Sunday, February 3, 2013

2 kinds of weird: "Flesh & Blood" by Helen Phillips and "Reeling for the Empire" by Karen Russell



Tin House: Winter Reading2 kinds of weird. 

S&A: “Flesh & Blood” by Helen Phillips

S&A: “Reeling for the Empire” by Karen Russell


Reading these stories in the same journal made me reflect on the different types of “weird” (AKA, slipstream, magical realism, absurdist, fabulist, fantastical) story-telling styles. 

Helen Phillips’s story starts with a concept and then runs with it.  There’s no real plot, no character development, or conflict—just one person dealing with new, bizarre circumstances.  It feels rather like an exercise to me, rather than a finished story.  In Helen’s piece, the main character cannot see flesh, just everything under it.  It’s treated so literally, without any extraordinary circumstances, so it never seems like a symbolic or allegorical situation, just the exploration of a “what if”.
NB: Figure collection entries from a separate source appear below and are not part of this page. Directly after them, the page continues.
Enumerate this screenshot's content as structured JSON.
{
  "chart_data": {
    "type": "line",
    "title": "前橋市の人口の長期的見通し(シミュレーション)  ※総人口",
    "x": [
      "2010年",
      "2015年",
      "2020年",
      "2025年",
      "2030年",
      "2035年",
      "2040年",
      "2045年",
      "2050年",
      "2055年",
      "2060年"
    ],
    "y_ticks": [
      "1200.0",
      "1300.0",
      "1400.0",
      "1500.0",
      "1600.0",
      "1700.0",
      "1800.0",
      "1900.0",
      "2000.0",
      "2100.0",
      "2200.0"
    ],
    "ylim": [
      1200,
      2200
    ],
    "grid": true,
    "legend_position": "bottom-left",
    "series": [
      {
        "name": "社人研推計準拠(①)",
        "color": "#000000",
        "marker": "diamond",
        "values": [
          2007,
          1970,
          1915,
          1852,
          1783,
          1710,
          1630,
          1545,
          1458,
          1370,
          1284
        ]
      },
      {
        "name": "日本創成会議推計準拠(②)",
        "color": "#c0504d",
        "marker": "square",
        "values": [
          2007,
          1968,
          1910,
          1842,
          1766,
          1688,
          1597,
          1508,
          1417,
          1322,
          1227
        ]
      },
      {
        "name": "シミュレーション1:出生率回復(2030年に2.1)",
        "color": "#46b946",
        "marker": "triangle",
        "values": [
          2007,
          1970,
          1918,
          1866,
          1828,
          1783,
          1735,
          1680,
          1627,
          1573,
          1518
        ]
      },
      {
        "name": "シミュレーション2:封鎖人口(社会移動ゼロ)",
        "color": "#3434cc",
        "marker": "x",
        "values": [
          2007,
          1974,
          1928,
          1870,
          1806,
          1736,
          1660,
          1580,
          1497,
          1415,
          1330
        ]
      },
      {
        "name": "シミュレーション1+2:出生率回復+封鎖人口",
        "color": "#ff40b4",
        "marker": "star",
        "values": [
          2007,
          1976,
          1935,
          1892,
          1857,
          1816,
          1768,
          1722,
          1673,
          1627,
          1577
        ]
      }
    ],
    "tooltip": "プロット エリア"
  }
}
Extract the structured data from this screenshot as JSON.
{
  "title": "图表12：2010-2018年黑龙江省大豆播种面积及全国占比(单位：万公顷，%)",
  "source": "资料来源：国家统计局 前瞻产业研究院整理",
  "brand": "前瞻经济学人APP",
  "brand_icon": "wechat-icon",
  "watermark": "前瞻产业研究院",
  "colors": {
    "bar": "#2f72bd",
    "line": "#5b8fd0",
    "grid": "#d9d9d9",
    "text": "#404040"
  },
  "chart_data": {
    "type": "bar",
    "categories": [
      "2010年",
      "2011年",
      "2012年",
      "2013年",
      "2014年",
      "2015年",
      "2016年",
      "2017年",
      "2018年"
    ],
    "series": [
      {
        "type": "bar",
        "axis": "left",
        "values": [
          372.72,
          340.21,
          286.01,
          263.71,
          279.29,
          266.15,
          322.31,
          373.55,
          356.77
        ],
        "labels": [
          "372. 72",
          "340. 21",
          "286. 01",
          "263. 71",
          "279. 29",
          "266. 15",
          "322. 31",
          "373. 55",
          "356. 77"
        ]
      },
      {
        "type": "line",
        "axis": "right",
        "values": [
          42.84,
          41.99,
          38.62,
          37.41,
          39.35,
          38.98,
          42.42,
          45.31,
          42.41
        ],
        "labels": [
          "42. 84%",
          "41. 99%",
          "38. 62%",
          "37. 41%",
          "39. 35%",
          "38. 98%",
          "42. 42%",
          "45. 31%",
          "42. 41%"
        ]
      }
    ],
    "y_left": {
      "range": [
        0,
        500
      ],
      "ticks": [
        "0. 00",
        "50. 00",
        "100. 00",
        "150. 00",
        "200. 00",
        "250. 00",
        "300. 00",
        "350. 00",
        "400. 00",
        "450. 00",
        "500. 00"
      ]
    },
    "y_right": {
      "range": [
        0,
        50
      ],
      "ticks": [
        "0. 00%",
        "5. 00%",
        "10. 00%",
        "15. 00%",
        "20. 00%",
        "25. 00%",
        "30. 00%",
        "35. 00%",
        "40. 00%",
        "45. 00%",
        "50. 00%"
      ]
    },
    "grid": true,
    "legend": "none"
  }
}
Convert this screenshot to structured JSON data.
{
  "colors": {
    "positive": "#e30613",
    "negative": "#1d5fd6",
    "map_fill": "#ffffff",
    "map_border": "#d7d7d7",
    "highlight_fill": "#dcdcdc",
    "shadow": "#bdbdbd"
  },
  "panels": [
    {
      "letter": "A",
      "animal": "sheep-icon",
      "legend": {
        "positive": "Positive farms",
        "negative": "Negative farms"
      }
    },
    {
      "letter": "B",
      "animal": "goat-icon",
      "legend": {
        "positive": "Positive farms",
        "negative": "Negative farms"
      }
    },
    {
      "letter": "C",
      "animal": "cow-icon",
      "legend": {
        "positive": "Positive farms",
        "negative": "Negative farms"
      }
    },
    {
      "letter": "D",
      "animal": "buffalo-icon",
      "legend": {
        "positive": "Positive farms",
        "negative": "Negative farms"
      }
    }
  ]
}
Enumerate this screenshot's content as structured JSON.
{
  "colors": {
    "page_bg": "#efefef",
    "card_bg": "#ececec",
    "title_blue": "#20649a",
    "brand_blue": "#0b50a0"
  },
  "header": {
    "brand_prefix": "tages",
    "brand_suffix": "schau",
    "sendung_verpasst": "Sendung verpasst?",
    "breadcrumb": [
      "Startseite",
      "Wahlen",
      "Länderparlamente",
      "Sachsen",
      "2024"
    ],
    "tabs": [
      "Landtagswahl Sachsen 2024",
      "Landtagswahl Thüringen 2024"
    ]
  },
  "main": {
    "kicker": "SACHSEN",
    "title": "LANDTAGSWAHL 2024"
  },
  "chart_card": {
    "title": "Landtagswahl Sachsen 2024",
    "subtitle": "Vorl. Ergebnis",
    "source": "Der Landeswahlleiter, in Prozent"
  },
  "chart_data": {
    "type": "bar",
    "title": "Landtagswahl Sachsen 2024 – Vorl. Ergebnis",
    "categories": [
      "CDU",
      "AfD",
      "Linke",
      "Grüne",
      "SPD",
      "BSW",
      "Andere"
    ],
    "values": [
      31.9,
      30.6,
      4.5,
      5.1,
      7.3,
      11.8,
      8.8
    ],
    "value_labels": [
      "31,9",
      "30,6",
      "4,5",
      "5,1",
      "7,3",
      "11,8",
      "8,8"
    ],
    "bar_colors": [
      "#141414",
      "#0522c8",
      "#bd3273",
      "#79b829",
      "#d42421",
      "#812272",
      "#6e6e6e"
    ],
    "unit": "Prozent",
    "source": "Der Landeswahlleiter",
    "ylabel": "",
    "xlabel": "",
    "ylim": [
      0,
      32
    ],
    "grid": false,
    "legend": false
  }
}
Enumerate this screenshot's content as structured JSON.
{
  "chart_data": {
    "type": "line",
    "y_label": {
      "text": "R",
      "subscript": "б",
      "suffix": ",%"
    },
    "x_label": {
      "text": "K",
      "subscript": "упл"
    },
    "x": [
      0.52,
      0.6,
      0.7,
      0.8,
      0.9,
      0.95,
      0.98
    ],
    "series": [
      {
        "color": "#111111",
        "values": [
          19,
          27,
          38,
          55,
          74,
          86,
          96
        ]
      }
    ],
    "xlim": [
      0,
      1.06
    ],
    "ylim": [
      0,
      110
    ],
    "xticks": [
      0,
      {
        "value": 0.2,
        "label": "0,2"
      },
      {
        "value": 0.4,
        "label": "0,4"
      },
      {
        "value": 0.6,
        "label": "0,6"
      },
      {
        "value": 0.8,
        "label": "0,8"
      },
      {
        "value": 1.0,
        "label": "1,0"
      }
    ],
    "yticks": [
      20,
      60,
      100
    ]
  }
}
The conceptual framework of Russell’s story is every bit as bizarre as Phillips’s, if not more so.  Young women emit silk through their bodies and die if it’s not released.  Some factory owner capitalizes on it.  The color of the silk, the pain/pleasure of releasing it, the labor conditions and recruitment situations, and the development of characters beyond the protagonist, along with multiple layers of conflict (internal, between co-workers, against the boss), make this story at once highly symbolic, highly fantastical, and largely plot-driven.  Like Phillips’s story, “Reeling for the Empire” has a cool, unusual concept, but unlike her story the concept is balanced out by the features of story-telling one would expect from a realist piece (in sum: character-driven plot).